New cards: Greninja, Sylveon, and the illustration rare tier

The set is not purely nostalgia. Alongside the reprints sit entirely new cards — Greninja ex and Sylveon ex as the headline Pokémon ex additions, with a substantial illustration rare tier including Espeon, Umbreon, Lapras, Drifloon, Zorua and Lycanroc among the confirmed cards.
The illustration rare selections are doing something deliberate: they lean into Pokémon with strong collector fanbases rather than the competitively dominant creatures. Espeon and Umbreon together are never a coincidence — they are the two Eeveelutions that attract the most sustained demand from collectors regardless of format, and they are almost certainly going to anchor the mid-chase tier of this set.
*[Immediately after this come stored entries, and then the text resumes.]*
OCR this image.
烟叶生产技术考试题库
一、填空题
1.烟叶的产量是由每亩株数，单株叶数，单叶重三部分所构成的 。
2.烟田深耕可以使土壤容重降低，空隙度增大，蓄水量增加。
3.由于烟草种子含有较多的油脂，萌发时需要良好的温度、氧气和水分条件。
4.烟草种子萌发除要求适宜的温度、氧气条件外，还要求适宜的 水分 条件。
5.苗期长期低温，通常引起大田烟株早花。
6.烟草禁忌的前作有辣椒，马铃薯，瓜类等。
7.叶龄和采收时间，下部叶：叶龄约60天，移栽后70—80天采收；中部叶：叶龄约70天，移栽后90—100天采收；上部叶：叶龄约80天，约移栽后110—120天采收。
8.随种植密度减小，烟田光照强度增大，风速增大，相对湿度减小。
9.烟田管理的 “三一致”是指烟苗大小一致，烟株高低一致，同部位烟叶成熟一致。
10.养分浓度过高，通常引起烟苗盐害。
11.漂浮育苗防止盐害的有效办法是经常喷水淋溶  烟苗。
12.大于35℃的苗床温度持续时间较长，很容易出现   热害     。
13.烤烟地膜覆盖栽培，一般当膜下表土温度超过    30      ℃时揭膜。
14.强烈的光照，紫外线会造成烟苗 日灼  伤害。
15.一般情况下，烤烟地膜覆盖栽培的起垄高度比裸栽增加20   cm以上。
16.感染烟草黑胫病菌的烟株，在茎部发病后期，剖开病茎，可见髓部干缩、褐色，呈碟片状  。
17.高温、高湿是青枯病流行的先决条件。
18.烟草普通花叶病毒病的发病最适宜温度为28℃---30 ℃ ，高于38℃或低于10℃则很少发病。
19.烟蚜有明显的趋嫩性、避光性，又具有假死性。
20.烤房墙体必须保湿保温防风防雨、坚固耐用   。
30 Pikachus. One per pack. Every artist different.
The pack mechanic is the most inventive structural decision TPC has made in a long time. Every booster pack contains one of 30 different Pikachu cards, each illustrated by a different artist. Confirmed illustrators include OKACHEKE, Yuu Nishida, and Atsuko Nishida — the last a foundational figure in Pokémon's visual history, credited among the original designers of Pikachu itself, whose involvement here is no accident.
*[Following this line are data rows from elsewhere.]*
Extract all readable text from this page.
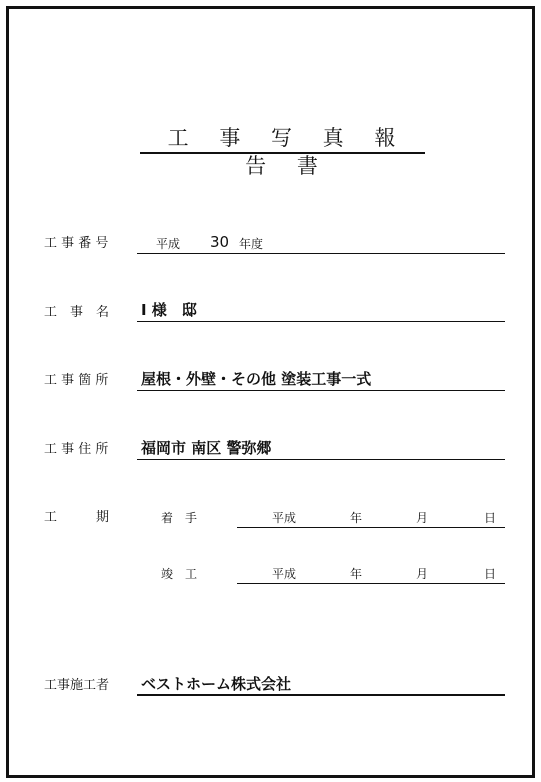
工 事 写 真 報 告 書
工 事 番 号	平成 30 年度
工　事　名 I 様　邸
工 事 箇 所 屋根・外壁・その他 塗装工事一式
工 事 住 所 福岡市 南区 警弥郷
工　　　期	着　手	平成	年	月	日
竣　工	平成	年	月	日
工事施工者 ベストホーム株式会社
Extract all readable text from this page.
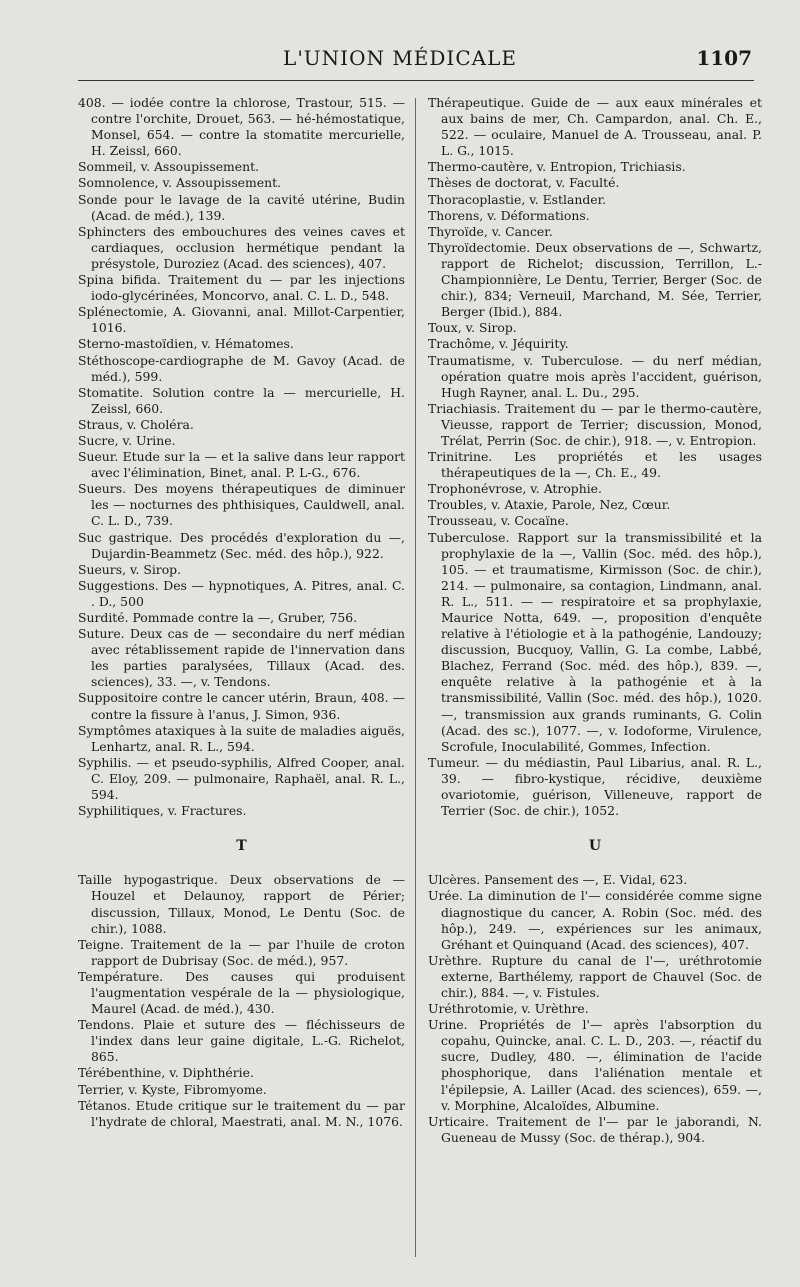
L'UNION MÉDICALE	1107

408. — iodée contre la chlorose, Trastour, 515. — contre l'orchite, Drouet, 563. — hé-hémostatique, Monsel, 654. — contre la stomatite mercurielle, H. Zeissl, 660.

Sommeil, v. Assoupissement.

Somnolence, v. Assoupissement.

Sonde pour le lavage de la cavité utérine, Budin (Acad. de méd.), 139.

Sphincters des embouchures des veines caves et cardiaques, occlusion hermétique pendant la présystole, Duroziez (Acad. des sciences), 407.

Spina bifida. Traitement du — par les injections iodo-glycérinées, Moncorvo, anal. C. L. D., 548.

Splénectomie, A. Giovanni, anal. Millot-Carpentier, 1016.

Sterno-mastoïdien, v. Hématomes.

Stéthoscope-cardiographe de M. Gavoy (Acad. de méd.), 599.

Stomatite. Solution contre la — mercurielle, H. Zeissl, 660.

Straus, v. Choléra.

Sucre, v. Urine.

Sueur. Etude sur la — et la salive dans leur rapport avec l'élimination, Binet, anal. P. L-G., 676.

Sueurs. Des moyens thérapeutiques de diminuer les — nocturnes des phthisiques, Cauldwell, anal. C. L. D., 739.

Suc gastrique. Des procédés d'exploration du —, Dujardin-Beammetz (Sec. méd. des hôp.), 922.

Sueurs, v. Sirop.

Suggestions. Des — hypnotiques, A. Pitres, anal. C. . D., 500

Surdité. Pommade contre la —, Gruber, 756.

Suture. Deux cas de — secondaire du nerf médian avec rétablissement rapide de l'innervation dans les parties paralysées, Tillaux (Acad. des. sciences), 33. —, v. Tendons.

Suppositoire contre le cancer utérin, Braun, 408. — contre la fissure à l'anus, J. Simon, 936.

Symptômes ataxiques à la suite de maladies aiguës, Lenhartz, anal. R. L., 594.

Syphilis. — et pseudo-syphilis, Alfred Cooper, anal. C. Eloy, 209. — pulmonaire, Raphaël, anal. R. L., 594.

Syphilitiques, v. Fractures.

T

Taille hypogastrique. Deux observations de — Houzel et Delaunoy, rapport de Périer; discussion, Tillaux, Monod, Le Dentu (Soc. de chir.), 1088.

Teigne. Traitement de la — par l'huile de croton rapport de Dubrisay (Soc. de méd.), 957.

Température. Des causes qui produisent l'augmentation vespérale de la — physiologique, Maurel (Acad. de méd.), 430.

Tendons. Plaie et suture des — fléchisseurs de l'index dans leur gaine digitale, L.-G. Richelot, 865.

Térébenthine, v. Diphthérie.

Terrier, v. Kyste, Fibromyome.

Tétanos. Etude critique sur le traitement du — par l'hydrate de chloral, Maestrati, anal. M. N., 1076.

Thérapeutique. Guide de — aux eaux minérales et aux bains de mer, Ch. Campardon, anal. Ch. E., 522. — oculaire, Manuel de A. Trousseau, anal. P. L. G., 1015.

Thermo-cautère, v. Entropion, Trichiasis.

Thèses de doctorat, v. Faculté.

Thoracoplastie, v. Estlander.

Thorens, v. Déformations.

Thyroïde, v. Cancer.

Thyroïdectomie. Deux observations de —, Schwartz, rapport de Richelot; discussion, Terrillon, L.-Championnière, Le Dentu, Terrier, Berger (Soc. de chir.), 834; Verneuil, Marchand, M. Sée, Terrier, Berger (Ibid.), 884.

Toux, v. Sirop.

Trachôme, v. Jéquirity.

Traumatisme, v. Tuberculose. — du nerf médian, opération quatre mois après l'accident, guérison, Hugh Rayner, anal. L. Du., 295.

Triachiasis. Traitement du — par le thermo-cautère, Vieusse, rapport de Terrier; discussion, Monod, Trélat, Perrin (Soc. de chir.), 918. —, v. Entropion.

Trinitrine. Les propriétés et les usages thérapeutiques de la —, Ch. E., 49.

Trophonévrose, v. Atrophie.

Troubles, v. Ataxie, Parole, Nez, Cœur.

Trousseau, v. Cocaïne.

Tuberculose. Rapport sur la transmissibilité et la prophylaxie de la —, Vallin (Soc. méd. des hôp.), 105. — et traumatisme, Kirmisson (Soc. de chir.), 214. — pulmonaire, sa contagion, Lindmann, anal. R. L., 511. — — respiratoire et sa prophylaxie, Maurice Notta, 649. —, proposition d'enquête relative à l'étiologie et à la pathogénie, Landouzy; discussion, Bucquoy, Vallin, G. La combe, Labbé, Blachez, Ferrand (Soc. méd. des hôp.), 839. —, enquête relative à la pathogénie et à la transmissibilité, Vallin (Soc. méd. des hôp.), 1020. —, transmission aux grands ruminants, G. Colin (Acad. des sc.), 1077. —, v. Iodoforme, Virulence, Scrofule, Inoculabilité, Gommes, Infection.

Tumeur. — du médiastin, Paul Libarius, anal. R. L., 39. — fibro-kystique, récidive, deuxième ovariotomie, guérison, Villeneuve, rapport de Terrier (Soc. de chir.), 1052.

U

Ulcères. Pansement des —, E. Vidal, 623.

Urée. La diminution de l'— considérée comme signe diagnostique du cancer, A. Robin (Soc. méd. des hôp.), 249. —, expériences sur les animaux, Gréhant et Quinquand (Acad. des sciences), 407.

Urèthre. Rupture du canal de l'—, uréthrotomie externe, Barthélemy, rapport de Chauvel (Soc. de chir.), 884. —, v. Fistules.

Uréthrotomie, v. Urèthre.

Urine. Propriétés de l'— après l'absorption du copahu, Quincke, anal. C. L. D., 203. —, réactif du sucre, Dudley, 480. —, élimination de l'acide phosphorique, dans l'aliénation mentale et l'épilepsie, A. Lailler (Acad. des sciences), 659. —, v. Morphine, Alcaloïdes, Albumine.

Urticaire. Traitement de l'— par le jaborandi, N. Gueneau de Mussy (Soc. de thérap.), 904.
This is a direct response to the collector behaviour TPC has been watching for years: people do not just chase the headlining SAR or UR, they buy the artist. Structuring the guaranteed pull around 30 different Pikachu illustrations turns every pack opening into a meaningful moment regardless of what else you pull. It also creates 30 distinct mini-chases rather than one chase card that floors when supply catches up.
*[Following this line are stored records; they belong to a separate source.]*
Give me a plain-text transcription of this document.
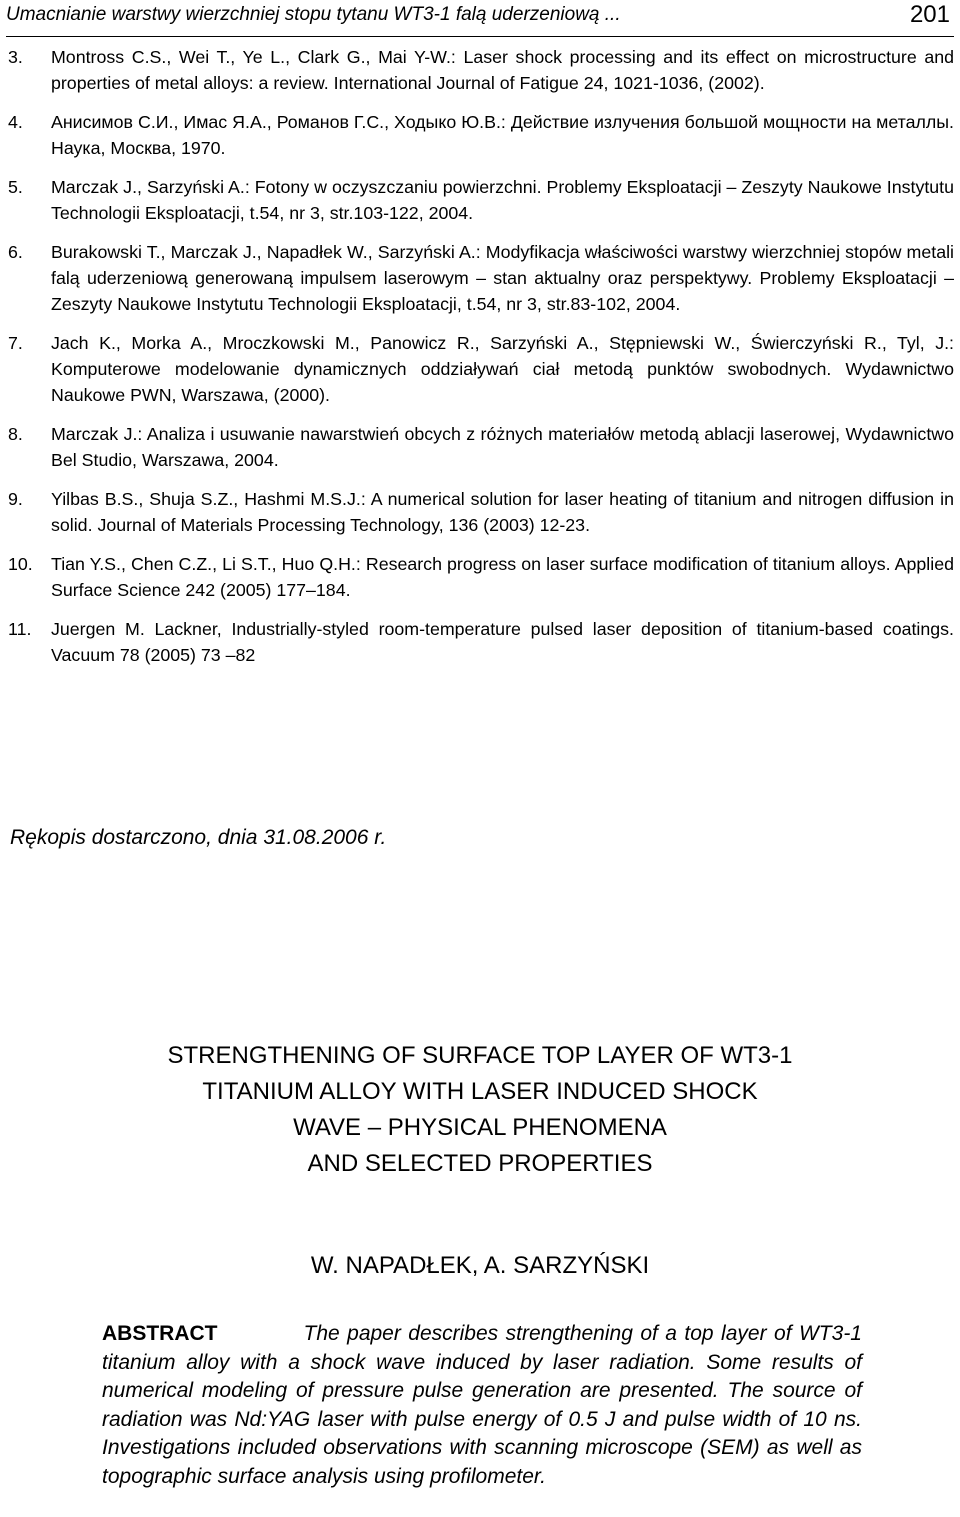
Umacnianie warstwy wierzchniej stopu tytanu WT3-1 falą uderzeniową ...	201
3. Montross C.S., Wei T., Ye L., Clark G., Mai Y-W.: Laser shock processing and its effect on microstructure and properties of metal alloys: a review. International Journal of Fatigue 24, 1021-1036, (2002).
4. Анисимов С.И., Имас Я.А., Романов Г.С., Ходыко Ю.В.: Действие излучения большой мощности на металлы. Наука, Москва, 1970.
5. Marczak J., Sarzyński A.: Fotony w oczyszczaniu powierzchni. Problemy Eksploatacji – Zeszyty Naukowe Instytutu Technologii Eksploatacji, t.54, nr 3, str.103-122, 2004.
6. Burakowski T., Marczak J., Napadłek W., Sarzyński A.: Modyfikacja właściwości warstwy wierzchniej stopów metali falą uderzeniową generowaną impulsem laserowym – stan aktualny oraz perspektywy. Problemy Eksploatacji – Zeszyty Naukowe Instytutu Technologii Eksploatacji, t.54, nr 3, str.83-102, 2004.
7. Jach K., Morka A., Mroczkowski M., Panowicz R., Sarzyński A., Stępniewski W., Świerczyński R., Tyl, J.: Komputerowe modelowanie dynamicznych oddziaływań ciał metodą punktów swobodnych. Wydawnictwo Naukowe PWN, Warszawa, (2000).
8. Marczak J.: Analiza i usuwanie nawarstwień obcych z różnych materiałów metodą ablacji laserowej, Wydawnictwo Bel Studio, Warszawa, 2004.
9. Yilbas B.S., Shuja S.Z., Hashmi M.S.J.: A numerical solution for laser heating of titanium and nitrogen diffusion in solid. Journal of Materials Processing Technology, 136 (2003) 12-23.
10. Tian Y.S., Chen C.Z., Li S.T., Huo Q.H.: Research progress on laser surface modification of titanium alloys. Applied Surface Science 242 (2005) 177–184.
11. Juergen M. Lackner, Industrially-styled room-temperature pulsed laser deposition of titanium-based coatings. Vacuum 78 (2005) 73 –82
Rękopis dostarczono, dnia 31.08.2006 r.
STRENGTHENING OF SURFACE TOP LAYER OF WT3-1
TITANIUM ALLOY WITH LASER INDUCED SHOCK
WAVE – PHYSICAL PHENOMENA
AND SELECTED PROPERTIES
W. NAPADŁEK, A. SARZYŃSKI
ABSTRACT	The paper describes strengthening of a top layer of WT3-1 titanium alloy with a shock wave induced by laser radiation. Some results of numerical modeling of pressure pulse generation are presented. The source of radiation was Nd:YAG laser with pulse energy of 0.5 J and pulse width of 10 ns. Investigations included observations with scanning microscope (SEM) as well as topographic surface analysis using profilometer.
The simultaneous global release: what it actually means for UK collectors
This is the structural change that matters most to anyone reading this from the UK, and it has not been talked about enough. Every previous major set has launched in Japan first — typically weeks or months ahead of the EN release — which created a visible secondary market window where JP cards traded at premiums that only compressed once the EN version hit retail. That arbitrage is gone for this set.
UK collectors will be buying on the same day as Japanese collectors. Pokémon Center UK, Chaos Cards, Smyths and every other UK retailer will have the same September 16 date that every Japanese hobby shop has. There is no JP import play here. There is no waiting for the EN edition. The question is purely: can you get allocation on day one at RRP, or do you pay secondary market prices.
The 25th Celebrations set in 2021 — the closest comparable to this — was brutally supply-constrained at launch. TPC has not confirmed what the print run looks like for 30th Celebration, and the MPG Morrisville expansion will not be operational until late 2028, which means the current printing constraints apply. Plan as if this will sell out fast everywhere, because the evidence of the last four years suggests it will.
The collector read
The Futuristic Rare Mew and Mewtwo are the cards to watch. Not necessarily the most expensive — collector demand for a new rarity takes time to establish — but structurally the most interesting. If YOSHIROTTEN is commissioned for future sets, the first examples become the most historically significant. If this is a one-time collaboration, they become genuinely scarce in a meaningful way.
The Pikachu set of 30 is a completionist trap in the best possible sense. Thirty illustrations from thirty artists — that is a project that will occupy serious Pikachu collectors for years and a project that secondary market sellers are going to love, because it fragments the demand across dozens of individual targets rather than concentrating it on one or two.
The reprints are not the financial play people will try to make them. Base Set Charizard with a stamp is not Base Set Charizard. The stamp makes it a commemorative item, not a vintage one. Buy it because it is beautiful and historically meaningful. Do not buy it expecting it to appreciate like a 1999 Shadowless copy.
September 16 is the most significant release date in UK Pokémon TCG for years. Set your Chaos Cards lottery reminder now.